I assume an infinitely large planar image (of zero thickness) would be out, however, as the description at least implies that the illusion is 3-dimensional and based upon some tangible object that you've actually observed in the 3-dimensional world. But if you're good at dividing by very small fractions of units then even taller and longer walls should be possible. It's not like illusory walls need any significant thickness to be effective, and you can probably argue that you've seen some quite flimsy/thin facade walls before.
You should be prepared for your DM to cite this answer to the question "Does “no larger than” imply shapability?" (or something like it) in reply.

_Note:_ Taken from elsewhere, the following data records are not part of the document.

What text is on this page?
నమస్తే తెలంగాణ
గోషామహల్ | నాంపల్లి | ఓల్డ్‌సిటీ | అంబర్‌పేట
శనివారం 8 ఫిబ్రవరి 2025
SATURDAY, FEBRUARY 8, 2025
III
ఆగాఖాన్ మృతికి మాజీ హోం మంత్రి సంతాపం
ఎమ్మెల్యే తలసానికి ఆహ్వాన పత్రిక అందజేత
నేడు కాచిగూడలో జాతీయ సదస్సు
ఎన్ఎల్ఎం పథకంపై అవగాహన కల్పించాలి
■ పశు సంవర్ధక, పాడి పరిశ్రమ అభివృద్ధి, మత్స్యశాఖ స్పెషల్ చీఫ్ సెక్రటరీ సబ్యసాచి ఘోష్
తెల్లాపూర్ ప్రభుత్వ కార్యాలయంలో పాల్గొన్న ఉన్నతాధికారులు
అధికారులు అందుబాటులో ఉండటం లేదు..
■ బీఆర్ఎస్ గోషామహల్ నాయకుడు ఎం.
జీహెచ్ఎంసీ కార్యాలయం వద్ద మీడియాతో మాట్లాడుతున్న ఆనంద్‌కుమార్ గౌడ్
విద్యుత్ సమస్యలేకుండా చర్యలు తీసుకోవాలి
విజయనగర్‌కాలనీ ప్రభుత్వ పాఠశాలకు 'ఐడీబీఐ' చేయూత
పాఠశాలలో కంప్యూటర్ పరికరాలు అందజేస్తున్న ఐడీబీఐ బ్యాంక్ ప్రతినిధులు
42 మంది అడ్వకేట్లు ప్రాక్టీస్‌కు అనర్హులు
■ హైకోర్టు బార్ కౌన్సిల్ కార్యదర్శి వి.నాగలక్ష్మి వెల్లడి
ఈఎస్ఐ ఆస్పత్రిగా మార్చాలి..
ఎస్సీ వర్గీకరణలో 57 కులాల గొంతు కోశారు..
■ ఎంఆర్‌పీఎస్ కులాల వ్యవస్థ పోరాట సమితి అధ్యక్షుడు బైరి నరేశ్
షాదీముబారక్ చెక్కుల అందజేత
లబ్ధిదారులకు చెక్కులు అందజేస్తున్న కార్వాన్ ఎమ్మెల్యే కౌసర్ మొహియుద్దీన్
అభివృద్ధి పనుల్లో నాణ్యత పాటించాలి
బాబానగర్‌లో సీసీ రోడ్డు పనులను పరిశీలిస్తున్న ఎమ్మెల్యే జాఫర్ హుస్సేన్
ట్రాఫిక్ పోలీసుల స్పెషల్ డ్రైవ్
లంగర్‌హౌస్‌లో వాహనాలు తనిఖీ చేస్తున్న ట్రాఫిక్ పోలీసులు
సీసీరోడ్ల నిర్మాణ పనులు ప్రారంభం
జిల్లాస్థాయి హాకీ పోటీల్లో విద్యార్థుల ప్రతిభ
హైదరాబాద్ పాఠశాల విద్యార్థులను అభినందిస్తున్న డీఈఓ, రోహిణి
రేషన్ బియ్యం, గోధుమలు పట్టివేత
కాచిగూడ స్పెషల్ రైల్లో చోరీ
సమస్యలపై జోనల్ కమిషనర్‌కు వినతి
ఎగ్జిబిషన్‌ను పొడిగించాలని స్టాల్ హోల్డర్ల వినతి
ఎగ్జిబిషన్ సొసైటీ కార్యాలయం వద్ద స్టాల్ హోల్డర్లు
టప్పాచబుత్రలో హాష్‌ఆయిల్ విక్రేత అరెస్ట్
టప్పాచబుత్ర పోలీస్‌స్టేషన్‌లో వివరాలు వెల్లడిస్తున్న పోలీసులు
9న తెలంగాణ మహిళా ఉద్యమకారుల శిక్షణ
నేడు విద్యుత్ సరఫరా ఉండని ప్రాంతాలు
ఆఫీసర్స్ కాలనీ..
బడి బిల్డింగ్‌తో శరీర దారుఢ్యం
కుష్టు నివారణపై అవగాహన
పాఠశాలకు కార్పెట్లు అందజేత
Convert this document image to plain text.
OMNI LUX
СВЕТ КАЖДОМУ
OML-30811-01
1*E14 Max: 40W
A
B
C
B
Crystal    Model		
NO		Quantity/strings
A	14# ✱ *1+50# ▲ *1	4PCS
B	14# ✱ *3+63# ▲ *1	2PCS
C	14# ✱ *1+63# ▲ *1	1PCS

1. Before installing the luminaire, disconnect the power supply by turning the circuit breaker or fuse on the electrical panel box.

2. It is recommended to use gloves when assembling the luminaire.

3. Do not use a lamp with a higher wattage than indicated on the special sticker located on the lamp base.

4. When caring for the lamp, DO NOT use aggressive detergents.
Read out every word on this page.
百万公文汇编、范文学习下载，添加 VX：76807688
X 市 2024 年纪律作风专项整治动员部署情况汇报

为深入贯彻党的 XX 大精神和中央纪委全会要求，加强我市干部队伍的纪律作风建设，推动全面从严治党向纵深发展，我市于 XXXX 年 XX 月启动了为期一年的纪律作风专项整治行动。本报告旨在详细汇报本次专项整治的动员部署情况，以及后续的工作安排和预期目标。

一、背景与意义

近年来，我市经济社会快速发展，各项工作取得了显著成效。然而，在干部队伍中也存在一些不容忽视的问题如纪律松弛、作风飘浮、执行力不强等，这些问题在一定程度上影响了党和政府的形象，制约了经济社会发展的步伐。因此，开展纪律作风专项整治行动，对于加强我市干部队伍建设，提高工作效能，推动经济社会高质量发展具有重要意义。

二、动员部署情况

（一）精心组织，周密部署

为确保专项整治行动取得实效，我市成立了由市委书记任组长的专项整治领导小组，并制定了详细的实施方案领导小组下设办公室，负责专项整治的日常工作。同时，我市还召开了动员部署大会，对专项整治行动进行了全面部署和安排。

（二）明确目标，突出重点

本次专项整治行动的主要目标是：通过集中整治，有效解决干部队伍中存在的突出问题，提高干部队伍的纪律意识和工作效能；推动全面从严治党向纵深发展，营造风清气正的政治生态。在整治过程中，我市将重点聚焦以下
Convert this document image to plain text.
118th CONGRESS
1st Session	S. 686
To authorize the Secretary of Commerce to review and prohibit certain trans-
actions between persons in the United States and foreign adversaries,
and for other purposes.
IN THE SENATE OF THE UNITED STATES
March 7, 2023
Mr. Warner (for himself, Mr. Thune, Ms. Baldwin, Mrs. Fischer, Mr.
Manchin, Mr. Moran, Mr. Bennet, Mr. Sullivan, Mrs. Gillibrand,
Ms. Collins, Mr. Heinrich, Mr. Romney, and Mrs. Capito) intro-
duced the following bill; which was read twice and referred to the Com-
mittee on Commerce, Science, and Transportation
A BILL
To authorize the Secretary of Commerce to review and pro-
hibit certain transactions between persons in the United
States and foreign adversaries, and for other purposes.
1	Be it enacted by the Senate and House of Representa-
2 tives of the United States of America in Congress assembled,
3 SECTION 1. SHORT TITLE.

At which point you'll have to do some further rules-lawyering to argue that the 5-foot cube constraint isn't describing the area of effect for the spell. You're not being asked to choose an existing area or object to work within or upon; you're told you can create a magical image of any object you like, subject to the constraints that it:
- doesn't create sound, light, smell, or any other sensory effect; and
- is not strictly larger than a 5-foot cube
A tall, long, skinny wall is not volumetrically larger than a 5-foot cube and does not create sensory effects, so it should therefore be allowed.